Further details, including how McGrath was wounded and what led up to it, were not immediately released. The shooting was under investigation.
"The FBI takes all shooting incidents involving our agents or task force members seriously," said Buchwald, who declined to confirm that McGrath had died.
McGrath, 53, served as chief of staff to former Maryland Gov. Larry Hogan. He was declared a wanted fugitive after his disappearance, and the FBI has said he was considered an international flight risk.
In a statement, Hogan said he and his wife, Yumi, "are deeply saddened by this tragic situation. We are praying for Mr. McGrath's family and loved ones."

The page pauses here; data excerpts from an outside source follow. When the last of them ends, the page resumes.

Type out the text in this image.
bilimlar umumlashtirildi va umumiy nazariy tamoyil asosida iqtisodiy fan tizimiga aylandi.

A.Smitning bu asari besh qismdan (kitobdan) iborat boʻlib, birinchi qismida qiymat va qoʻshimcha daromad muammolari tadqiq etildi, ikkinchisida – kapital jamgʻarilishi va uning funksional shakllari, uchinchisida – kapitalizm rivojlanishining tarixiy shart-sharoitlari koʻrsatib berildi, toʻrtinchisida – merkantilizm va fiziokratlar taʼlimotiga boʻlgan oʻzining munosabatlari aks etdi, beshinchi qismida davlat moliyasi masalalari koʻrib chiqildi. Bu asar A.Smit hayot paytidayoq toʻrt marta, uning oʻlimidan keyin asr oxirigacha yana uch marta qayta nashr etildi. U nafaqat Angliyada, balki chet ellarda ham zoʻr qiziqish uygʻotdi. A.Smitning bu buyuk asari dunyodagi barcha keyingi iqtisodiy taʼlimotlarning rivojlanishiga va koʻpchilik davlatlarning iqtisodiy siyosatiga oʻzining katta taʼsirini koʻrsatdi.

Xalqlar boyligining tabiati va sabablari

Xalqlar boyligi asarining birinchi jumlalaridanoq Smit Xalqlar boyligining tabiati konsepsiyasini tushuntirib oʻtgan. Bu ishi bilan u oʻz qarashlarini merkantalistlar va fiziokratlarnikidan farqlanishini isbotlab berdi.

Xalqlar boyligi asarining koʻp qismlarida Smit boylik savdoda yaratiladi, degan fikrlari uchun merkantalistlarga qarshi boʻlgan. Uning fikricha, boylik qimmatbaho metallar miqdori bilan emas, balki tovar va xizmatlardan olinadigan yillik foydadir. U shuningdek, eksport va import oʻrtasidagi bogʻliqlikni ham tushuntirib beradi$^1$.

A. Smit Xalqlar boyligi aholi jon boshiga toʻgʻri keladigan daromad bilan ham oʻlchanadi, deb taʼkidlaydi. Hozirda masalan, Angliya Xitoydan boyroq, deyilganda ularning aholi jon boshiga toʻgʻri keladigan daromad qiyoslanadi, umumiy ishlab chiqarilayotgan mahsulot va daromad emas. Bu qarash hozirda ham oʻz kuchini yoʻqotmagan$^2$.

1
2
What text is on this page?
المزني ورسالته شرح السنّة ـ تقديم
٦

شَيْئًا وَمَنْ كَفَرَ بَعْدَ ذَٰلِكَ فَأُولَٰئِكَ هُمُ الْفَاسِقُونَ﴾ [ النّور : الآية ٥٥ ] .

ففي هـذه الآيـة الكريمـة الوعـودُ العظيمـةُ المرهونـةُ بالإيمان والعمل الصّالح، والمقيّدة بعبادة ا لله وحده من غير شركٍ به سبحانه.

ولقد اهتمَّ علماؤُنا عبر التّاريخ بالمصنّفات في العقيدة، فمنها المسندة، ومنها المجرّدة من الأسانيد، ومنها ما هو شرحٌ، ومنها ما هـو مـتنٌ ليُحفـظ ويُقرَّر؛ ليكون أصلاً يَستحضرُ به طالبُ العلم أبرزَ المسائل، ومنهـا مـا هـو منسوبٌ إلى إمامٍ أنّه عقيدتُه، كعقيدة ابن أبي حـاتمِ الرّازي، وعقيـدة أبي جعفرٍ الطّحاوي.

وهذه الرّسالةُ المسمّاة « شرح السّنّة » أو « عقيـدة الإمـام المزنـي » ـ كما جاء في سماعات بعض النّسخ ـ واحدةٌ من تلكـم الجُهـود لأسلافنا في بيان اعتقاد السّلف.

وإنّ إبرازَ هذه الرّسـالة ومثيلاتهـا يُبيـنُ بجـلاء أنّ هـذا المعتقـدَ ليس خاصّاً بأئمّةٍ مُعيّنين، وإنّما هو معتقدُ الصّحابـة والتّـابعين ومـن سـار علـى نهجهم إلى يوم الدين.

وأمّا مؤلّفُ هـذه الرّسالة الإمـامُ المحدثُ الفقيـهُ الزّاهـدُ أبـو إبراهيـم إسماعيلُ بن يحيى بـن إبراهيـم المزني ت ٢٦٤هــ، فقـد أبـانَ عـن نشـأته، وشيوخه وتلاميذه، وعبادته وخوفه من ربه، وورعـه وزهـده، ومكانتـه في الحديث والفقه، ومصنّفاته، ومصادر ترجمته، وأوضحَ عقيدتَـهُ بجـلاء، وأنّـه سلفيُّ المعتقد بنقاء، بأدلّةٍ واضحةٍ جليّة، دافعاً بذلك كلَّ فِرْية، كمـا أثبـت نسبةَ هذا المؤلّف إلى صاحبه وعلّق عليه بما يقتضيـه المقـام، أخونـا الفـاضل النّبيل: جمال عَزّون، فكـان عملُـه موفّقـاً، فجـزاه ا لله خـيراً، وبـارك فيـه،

Murtha called the death "a tragic ending to the past three weeks of uncertainty" and said his client always maintained his innocence.
After McGrath failed to appear at Baltimore's federal courthouse on March 13, Murtha said he believed McGrath, who had moved to Naples, Florida, was planning to fly to Maryland the night before. Instead of beginning jury selection, a judge issued an arrest warrant and dismissed prospective jurors.
McGrath was indicted in 2021 on accusations he fraudulently secured a $233,648 severance payment, equal to one year of salary as the head of Maryland Environmental Service, by falsely telling the agency's board the governor had approved it. He was also accused of fraud and embezzlement connected to roughly $170,000 in expenses. McGrath pleaded not guilty.
McGrath resigned just 11 weeks into the job as Hogan's chief of staff in 2020 after the payments became public.
If convicted of the federal charges, he would have faced a maximum sentence of 20 years for each of four counts of wire fraud, plus a maximum of 10 years for each of two counts of embezzling funds from an organization receiving more than $10,000 in federal benefits.